The ZX's interior space and value received praise from critics and consumers. Of particular note was the rear seat arrangement; it was mounted on a sliding platform that allowed the seat to be moved rearwards to increase rear legroom, or forwards to increase cargo space. Unfortunately, only the seat backs folded down on models so fitted. Lower specification models with fully folding and removable seats had more ultimate capacity. The ZX specification was good for its class, with most models getting power steering, electric windows, electric sunroof, a passenger's side electric mirror, a driver's side (and sometimes passenger's side) airbag and anti-lock braking system as either optional or standard equipment.

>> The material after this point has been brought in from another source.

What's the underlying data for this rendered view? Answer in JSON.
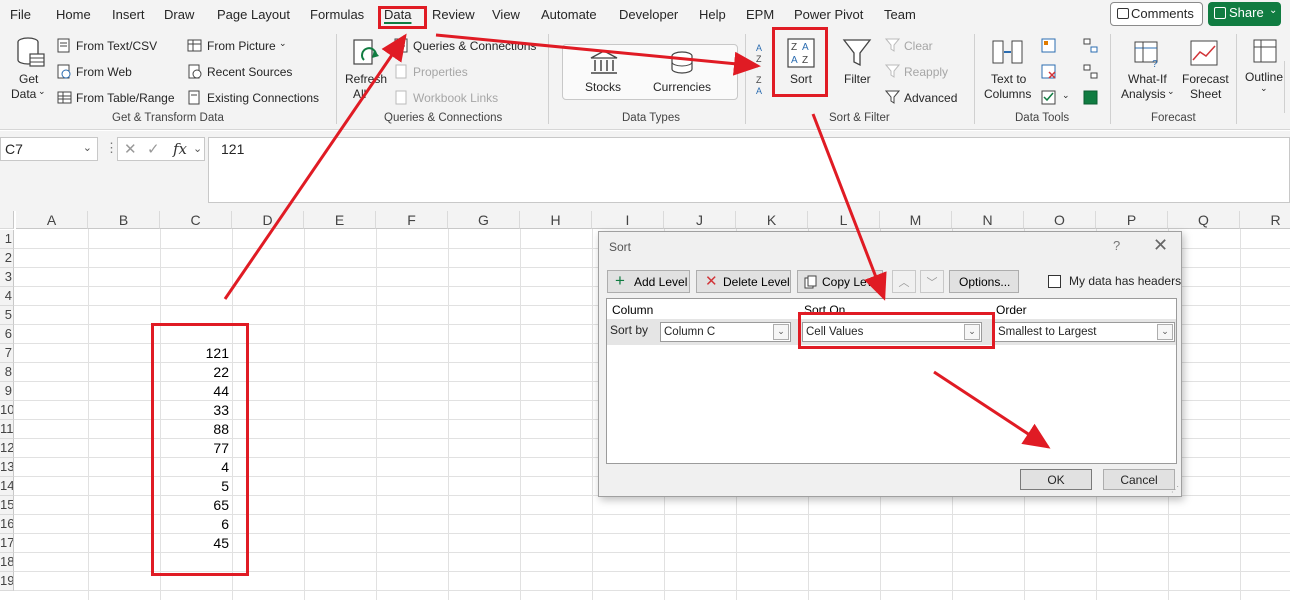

The ZX felt more solid than a BX, but was still criticised for the lack of quality feel, particularly in the interior plastics and body panels - (the thin side panels were prone to pick up supermarket car park trolly dents), and also the easily worn fabrics in low spec models, in comparison with rivals such as the Volkswagen Golf. It was competitively priced though, unlike the Golf, which was priced at a premium. Although the diesel engines were very durable (with many examples clocking up 400,000 kilometers with only routine servicing) the gasoline engines did receive some criticism for their unreliability. The ZX's styling though it had similarities to the Bertone designed XM, (especially in estate form), was also disliked by many Citroën enthusiasts, who saw it as far too conservative and bland from a company previously known for its bold and advanced design (DS, CX, BX, XM).